Using the Daubechies wavelets for temporal smoothing of the dynamic data significantly improved MBF and CFR reproducibility. Without wavelet smoothing, the rest MBF values in both runs, although they were very similar (0.76 ± 0.61 vs. 0.76 ± 0.49 mL/min/g), had large standard deviations and global reproducibility was very marginal 0.23 mL/min/g (30% of the mean). The same held true for the stress global MBF values (1.75 ± 0.95 and 1.80 ± 1.06 mL/min/g) with poor reproducibility of 0.65 mL/min/g (36.6% of the mean).

Without wavelet smoothing, our results suggested that the regional reproducibility of MBF rest and stress values for many segments were even worse than global values and in general was not reproducible. As was shown before [9], the wavelet-based corrected 82Rb MBF values are lower than uncorrected MBF values. Our MBF values were reasonably close to those reported in the literature. For example, the recent 82Rb and 13NH3 rest MBF values [21] of 0.67 ± 0.13 mL/min/g and 0.69 ± 0.09 mL/min/g, were close to our corrected rest values (0.63 ± 0.13 and 0.64 ± 0.13 mL/min/g). However, our mean 82Rb corrected stress MBF values (1.37 ± 0.23 mL/min/g and 1.37 ± 0.24 mL/min/g) were slightly lower than those reported in the literature [22, 23].

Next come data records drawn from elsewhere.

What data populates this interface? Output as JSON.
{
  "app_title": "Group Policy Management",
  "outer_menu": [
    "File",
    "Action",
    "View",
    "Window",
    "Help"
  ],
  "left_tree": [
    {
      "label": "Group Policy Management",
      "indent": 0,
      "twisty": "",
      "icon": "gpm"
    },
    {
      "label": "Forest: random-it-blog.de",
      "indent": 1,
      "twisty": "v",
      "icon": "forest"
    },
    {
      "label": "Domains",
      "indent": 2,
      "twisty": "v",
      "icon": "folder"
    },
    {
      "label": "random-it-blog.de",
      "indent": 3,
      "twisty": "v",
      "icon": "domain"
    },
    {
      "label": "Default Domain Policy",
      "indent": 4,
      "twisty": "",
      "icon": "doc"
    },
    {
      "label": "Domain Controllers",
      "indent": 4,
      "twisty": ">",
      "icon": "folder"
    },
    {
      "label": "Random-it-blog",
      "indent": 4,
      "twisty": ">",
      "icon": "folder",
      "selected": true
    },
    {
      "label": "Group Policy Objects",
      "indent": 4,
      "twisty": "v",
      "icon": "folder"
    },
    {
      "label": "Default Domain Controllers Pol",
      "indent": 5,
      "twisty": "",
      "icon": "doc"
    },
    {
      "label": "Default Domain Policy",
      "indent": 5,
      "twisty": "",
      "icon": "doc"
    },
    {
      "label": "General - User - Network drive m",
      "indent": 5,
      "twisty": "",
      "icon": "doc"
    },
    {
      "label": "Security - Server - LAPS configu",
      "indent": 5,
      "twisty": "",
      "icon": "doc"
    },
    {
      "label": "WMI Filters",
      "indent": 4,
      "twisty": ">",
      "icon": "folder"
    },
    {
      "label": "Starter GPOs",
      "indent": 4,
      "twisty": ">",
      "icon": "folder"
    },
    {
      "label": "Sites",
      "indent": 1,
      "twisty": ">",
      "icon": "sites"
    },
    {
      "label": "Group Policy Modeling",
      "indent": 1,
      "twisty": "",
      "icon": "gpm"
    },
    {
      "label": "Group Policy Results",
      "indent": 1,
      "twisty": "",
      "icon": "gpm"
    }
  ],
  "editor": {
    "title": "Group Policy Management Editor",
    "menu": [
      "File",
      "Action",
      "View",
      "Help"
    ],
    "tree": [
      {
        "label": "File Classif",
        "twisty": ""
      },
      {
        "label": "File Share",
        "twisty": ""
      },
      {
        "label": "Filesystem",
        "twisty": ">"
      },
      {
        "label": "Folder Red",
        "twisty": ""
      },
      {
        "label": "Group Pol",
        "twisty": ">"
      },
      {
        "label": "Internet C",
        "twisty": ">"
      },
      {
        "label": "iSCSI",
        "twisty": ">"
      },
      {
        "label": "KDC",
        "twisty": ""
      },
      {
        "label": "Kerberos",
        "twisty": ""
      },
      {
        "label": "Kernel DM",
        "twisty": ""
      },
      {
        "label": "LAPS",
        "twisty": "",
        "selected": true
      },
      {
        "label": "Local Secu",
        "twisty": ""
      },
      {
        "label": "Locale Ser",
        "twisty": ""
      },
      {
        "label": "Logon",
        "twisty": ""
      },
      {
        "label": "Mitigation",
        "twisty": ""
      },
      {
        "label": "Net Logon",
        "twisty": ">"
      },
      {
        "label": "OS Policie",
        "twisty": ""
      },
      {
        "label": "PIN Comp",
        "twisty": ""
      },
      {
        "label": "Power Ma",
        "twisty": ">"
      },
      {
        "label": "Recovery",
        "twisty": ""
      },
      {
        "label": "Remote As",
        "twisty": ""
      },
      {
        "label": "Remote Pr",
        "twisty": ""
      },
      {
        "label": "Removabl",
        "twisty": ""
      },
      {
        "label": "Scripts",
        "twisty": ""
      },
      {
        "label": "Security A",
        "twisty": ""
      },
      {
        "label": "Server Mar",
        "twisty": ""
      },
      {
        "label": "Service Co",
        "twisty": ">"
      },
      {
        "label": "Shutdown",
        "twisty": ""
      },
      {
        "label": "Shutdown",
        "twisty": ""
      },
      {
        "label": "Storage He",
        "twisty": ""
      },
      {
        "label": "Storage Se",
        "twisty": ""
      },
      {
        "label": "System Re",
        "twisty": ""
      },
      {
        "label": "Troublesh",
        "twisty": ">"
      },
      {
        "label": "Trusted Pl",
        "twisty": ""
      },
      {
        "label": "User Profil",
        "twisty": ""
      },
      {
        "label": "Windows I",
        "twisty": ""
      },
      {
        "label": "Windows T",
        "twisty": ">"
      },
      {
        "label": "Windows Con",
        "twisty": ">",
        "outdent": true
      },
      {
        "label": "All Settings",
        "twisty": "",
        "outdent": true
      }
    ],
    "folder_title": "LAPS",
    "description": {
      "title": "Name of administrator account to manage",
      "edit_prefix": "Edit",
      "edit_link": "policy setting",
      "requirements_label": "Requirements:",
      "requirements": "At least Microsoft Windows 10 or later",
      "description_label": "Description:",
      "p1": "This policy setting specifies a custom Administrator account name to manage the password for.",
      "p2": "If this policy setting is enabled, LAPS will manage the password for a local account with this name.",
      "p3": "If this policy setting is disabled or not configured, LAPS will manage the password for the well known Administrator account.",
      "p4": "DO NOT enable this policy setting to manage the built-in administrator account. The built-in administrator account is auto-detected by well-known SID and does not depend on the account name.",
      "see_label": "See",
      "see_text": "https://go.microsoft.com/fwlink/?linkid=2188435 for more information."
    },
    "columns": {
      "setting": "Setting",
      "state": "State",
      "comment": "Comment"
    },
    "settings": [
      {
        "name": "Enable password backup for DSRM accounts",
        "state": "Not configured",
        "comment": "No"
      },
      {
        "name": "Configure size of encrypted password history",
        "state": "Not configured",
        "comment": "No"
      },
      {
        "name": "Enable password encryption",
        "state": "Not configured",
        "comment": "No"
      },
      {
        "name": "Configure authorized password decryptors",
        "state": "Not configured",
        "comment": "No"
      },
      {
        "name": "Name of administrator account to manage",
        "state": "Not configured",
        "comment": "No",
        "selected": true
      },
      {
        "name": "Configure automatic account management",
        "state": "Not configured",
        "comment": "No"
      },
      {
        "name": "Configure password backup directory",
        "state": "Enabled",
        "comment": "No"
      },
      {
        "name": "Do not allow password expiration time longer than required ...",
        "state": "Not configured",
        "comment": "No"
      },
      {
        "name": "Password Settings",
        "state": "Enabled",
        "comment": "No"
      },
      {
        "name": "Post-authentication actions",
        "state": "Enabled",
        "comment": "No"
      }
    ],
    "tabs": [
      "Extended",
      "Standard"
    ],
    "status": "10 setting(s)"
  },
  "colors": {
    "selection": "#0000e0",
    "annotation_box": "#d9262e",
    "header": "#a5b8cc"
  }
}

We believe that further improvement of assessing 82Rb rest and stress MBF values and CFR can be obtained by optimization of acquisition parameters, through additional comparisons with 13NH3 and 15O water measurements at sites with a cyclotron and using a larger population of subjects in comparisons. Also, separation of subjects by gender, age or disease, probably will make the assessment of 82Rb rest and stress MBF values more accurate. Recent results have also shown that factor analysis [24] can help in correcting input curves, providing better repeatability in the results.

The PMOD program itself can also be improved by a faster reading of data and by allowing creation of input TAC using the left atrium (LA) area in addition or instead of the LV cavity area. In some subjects with a small heart, a small LV cavity may not be the best choice for creating the input TAC, due to high cross talk from LV wall activity.

With these improvements, we believe that assessing 82Rb rest and stress MBF values and CFR, can be moved out from the research setting and applied more widely in the clinical environment.

Conclusion

The results of the study demonstrate that processing of dynamic 82Rb images for PET assessment of MBF and CFR is repeatable. The rest and stress, global, as well as regional, MBF and CFR values were, in most cases, highly repeatable. The main advantage of the PMOD approach is that it automatically creates 16 cardiac segment MBF values, in addition to the septum, anterior, lateral, inferior and global value. Second, the PMOD has an option of wavelet temporal smoothing, which significantly improves the repeatability of MBF and CFR assessment.